I grew up in a suburb of Flint, Michigan, and spent my early twenties renting an apartment right in the heart of downtown where I was a part of the diverse, colorful community that exists there. Flint has a less than stellar reputation to outsiders—most think of the Flint Water Crisis or the high crime rates. Yes, Flint has seen some rough years, but you know what else it has? Heart and soul. I moved out of Flint in 2016 to explore life outside of my hometown. Since then, it’s changed and evolved, giving way to new creative ventures and projects started within the community. One small business that’s garnered my attention in recent years is Genusee Eyewear. This is one of Flint’s most unique businesses, offering the first-ever circular economy business model for eyewear, and made sustainably from the plastic accumulated as a result of the Flint Water Crisis. Genusee creates jobs for disenfranchised residents, gives back to the community, and uses their platform to bring awareness not only to the Flint Water Crisis, but also the resulting local environmental crisis from the plastic. I was fortunate enough to speak with Ali Rose VanOverbeke, the Founder and CEO of Genusee.

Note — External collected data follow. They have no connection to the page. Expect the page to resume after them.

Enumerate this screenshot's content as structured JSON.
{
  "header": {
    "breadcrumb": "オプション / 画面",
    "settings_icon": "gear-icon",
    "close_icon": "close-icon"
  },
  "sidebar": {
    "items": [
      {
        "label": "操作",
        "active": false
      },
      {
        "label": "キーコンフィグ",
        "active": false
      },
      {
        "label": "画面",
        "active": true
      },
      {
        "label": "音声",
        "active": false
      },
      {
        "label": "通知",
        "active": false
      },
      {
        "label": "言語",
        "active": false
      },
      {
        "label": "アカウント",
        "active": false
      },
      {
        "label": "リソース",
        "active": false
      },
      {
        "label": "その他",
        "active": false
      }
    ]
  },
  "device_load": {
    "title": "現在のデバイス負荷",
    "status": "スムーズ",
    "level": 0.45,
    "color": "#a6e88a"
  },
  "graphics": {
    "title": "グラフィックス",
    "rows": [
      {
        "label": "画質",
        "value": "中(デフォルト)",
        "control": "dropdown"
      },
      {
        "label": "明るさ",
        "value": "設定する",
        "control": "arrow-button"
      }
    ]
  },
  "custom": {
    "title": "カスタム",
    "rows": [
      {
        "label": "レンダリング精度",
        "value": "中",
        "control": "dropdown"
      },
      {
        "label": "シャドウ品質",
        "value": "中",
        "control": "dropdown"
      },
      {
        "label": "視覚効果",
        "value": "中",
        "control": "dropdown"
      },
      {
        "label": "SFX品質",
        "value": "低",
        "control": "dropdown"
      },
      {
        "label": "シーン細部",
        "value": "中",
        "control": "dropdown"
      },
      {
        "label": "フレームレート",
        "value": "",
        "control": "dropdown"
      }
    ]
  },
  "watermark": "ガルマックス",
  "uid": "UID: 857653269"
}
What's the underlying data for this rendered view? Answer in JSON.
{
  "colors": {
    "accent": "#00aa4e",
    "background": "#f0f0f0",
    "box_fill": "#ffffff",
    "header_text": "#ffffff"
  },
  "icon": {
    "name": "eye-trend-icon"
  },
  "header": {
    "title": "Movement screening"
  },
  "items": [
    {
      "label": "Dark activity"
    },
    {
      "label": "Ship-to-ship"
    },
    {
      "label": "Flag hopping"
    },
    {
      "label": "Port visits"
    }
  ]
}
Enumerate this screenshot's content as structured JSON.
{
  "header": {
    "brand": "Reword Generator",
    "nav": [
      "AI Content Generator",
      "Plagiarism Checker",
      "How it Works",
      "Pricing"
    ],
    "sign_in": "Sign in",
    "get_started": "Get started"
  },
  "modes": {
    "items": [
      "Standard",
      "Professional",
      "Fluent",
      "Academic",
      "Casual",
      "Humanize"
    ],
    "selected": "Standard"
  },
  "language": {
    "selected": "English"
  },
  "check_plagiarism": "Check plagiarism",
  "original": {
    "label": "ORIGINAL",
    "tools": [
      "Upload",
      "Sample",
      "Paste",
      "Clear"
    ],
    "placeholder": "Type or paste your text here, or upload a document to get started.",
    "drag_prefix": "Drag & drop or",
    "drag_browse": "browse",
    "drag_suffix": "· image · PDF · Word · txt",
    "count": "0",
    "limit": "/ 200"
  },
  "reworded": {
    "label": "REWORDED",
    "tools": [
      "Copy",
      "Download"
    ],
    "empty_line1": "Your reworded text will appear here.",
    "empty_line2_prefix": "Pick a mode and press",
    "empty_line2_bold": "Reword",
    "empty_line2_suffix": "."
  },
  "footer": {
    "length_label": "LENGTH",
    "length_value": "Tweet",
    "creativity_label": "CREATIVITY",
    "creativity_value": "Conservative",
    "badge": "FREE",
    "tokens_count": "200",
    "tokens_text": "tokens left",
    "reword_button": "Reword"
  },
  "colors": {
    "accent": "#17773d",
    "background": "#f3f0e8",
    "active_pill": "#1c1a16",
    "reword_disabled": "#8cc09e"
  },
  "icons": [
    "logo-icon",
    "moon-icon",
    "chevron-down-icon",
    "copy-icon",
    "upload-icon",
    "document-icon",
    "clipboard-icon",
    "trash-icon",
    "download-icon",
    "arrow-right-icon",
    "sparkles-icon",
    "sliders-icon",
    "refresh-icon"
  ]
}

Green Living: Tell me a little about yourself? Are you from the Flint area?
Ali: I grew up in Metro-Detroit—graduated from The Roeper School in Birmingham, Michigan (we actually named our first frame shape The Roeper), went to Parsons in NYC for fashion design, and worked in the fashion industry in NYC as a designer and stylist for 10 years. I volunteered with the American Red Cross during the Flint Water Crisis and fell in love with the community here. I moved from NYC to Flint when we started the business in 2018 and have lived here ever since.
GL: What was your driver for wanting to start this sustainable business? Why in Flint, MI?
A: Genusee was founded on the principles of doing good for people and the planet in response to the Flint Water Crisis. I’m a Michigan native who worked in NYC in mass-market fashion. I eventually started to resent fashion as it wasn’t aligned with my personal values anymore. I realized how unsustainable and unethical the industry was. After taking a sabbatical in India and volunteering with women who had been in abusive relationships, I realized that was what I wanted to be doing, making an impact. When I flew back to Michigan from India, it was in the middle of the Flint Water Crisis so I began volunteering with the American Red Cross delivering cases of bottled water. I hadn’t really thought much about plastic waste until it was in my face like that. Not only was the city facing a man-made water crisis, but with the surplus of plastic being brought into the city now, there was a localized environmental crisis. It was a perfect example of environmental racism and injustice and was hard to look away.
At first, I thought I would do an art project or installation in Flint that made a commentary on environmental justice, the water crisis, and plastic—but the more I started talking to people in Flint and asking the question “what does Flint actually need?” every single person said JOBS. I don’t know how to solve a water crisis, but with my background in fashion and design, I know how to make things. We landed on eyewear because it’s a fashion product but also a medical tool—it’s of real need and has a longer lifespan than something that’s single-use. It was an industry that could use some disruption and apply a circular economy business model. We employ a circular economy through our Buyback Program—every first Genusee eyewear purchase comes with a lifetime buyback membership, good for 20% off future purchases and you send your used glasses back to us at any time to be upcycled back into our material stream. Typical eyewear manufacturing creates a lot of waste but at Genusee if there is any breakage or wastage during our manufacturing process we collect it and reuse it in our material stream—focusing on being as zero-waste as possible.
GL: How are you involved with the community and what is your perception of the community? (I’m always trying to highlight positive things about Flint since it has a notoriously negative reputation)
A: Flint is a diamond in the rough. There’s a ton of creativity here and a lot of resilience and innovation. The community has learned how to make lemonade out of lemons and had to do it with no resources or support. People are innovative out of necessity & I really personally connect with that as a designer. I think design should solve real-world problems, or at least be a part of the solution. I also love working within limitations and resources because I think it inspires creativity. Flint has its own unique vibe—it’s a small town for the most part but it’s quickly become home to me.
Flint is a city like many others in the midwest that was disrupted when the automotive industry and other blue-collar jobs left. It’s a city made up of predominantly low-income people of color just trying to make ends meet. Businesses like Genusee see the potential of Flint. They invest in the city and in the community, and that will have a lasting effect and preserve the soul that exists there. I will always root for this community—it’s my home. A synergy exists and just like Ali said, the people are innovative and I believe their stories should be amplified. A community like Flint faces unique challenges that are multi-faceted, but they continue to move forward and that itself is inspiring. We should say nice things about Flint.